Unfortunately, Gwyneth’s stalker, (note: I purposely do not mention stalkers names because I do not want them to receive any credit) was found not guilty for the jury. Now as to why these jurors voted the way they did, I can only speculate, but before I discuss my thoughts on that I must advise that oftentimes due to the fact that stalking is a course of conduct crime the meaning of course of conduct must be spelled out at time of trial. For the reader we should give you a definition. Course of Conduct is oftentimes defined as—meaning two or more acts transpiring over a period of time, however short, evidencing a continuity of purpose. This course of conduct does not have to have a direct threat—such as I am going to break your back—it does have to contain a credible threat—(and this is rather a long definition from the California Penal Code section 646.9 of for what needs to take place for there to be a viable credible threat) “is a written or verbal threat, including that performed through the use of an electronic communication device, or a threat implied by a pattern of conduct or combination of verbal, written, or electronically communicated statements and conduct, made with the intent to place the person that is the target of the threat in reasonable fear for his or her safety or the safety of his or her family, and made with the apparent ability to carry out the threat so as to cause the person who is the target of the threat to reasonably fear for his or her safety or the safety of his or her family. It is not necessary to prove that defendant had the intent to actually carrying out the threat.” (So in other words, if some idiot conducts a series of acts (which to the normal person would seem odd and threatening) towards his target, and these acts cause him or her to express fear and/emotional distress then the suspect has satisfied the legal definition needed for it to be a credible threat. Now that is done let me move on to what I suspect might have happened in Paltrow’s trial.
- The prosecutor was not able to convince the jury that a credible threat was uttered or expressed by the stalker. (Even though from what little I know about the actual facts of this case, there was plenty of strange and threatening behavior exhibited by Paltrow’s stalker.) Also keep in mind, no matter how well-prepared the prosecution’s case is there are times when juries go south on you.
- Because the jury was advised about the stalker’s previous and probably current “mental” issues they felt that he did not have control over what he was doing and therefore should not face a prison sentence. That is an incorrect assumption because many stalkers exhibit some type of mental disorder; however the mere fact that they stalk shows PLANNING in their behavior—thus they knew exactly what they were doing when they were involved in the crime of stalking.
The bottom line is that whether or not Paltrow’s stalker went to prison or not, he is a winner. Why? Because he was able to lean back in his seat in the courtroom, mere feet from his pray, and leer at her all the while she was squirming and shuddering on the stand. At that time he had exactly what he wanted, dominion and control, and it completely fed his ego.

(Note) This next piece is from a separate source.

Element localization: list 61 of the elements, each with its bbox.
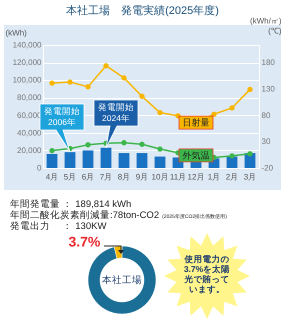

The fact that he was absolved of any criminal wrong-doing in this particular trial also dramatically caused him to be embolden; therefore he will continue to do what he has been for the past several years.
I am sure that Ms Paltrow expressed the extreme anguish she and her family members as well had been exposed to by this assailant. In my opinion, they should easily come to a guilty verdict and placed this individual where he belongs behind bars.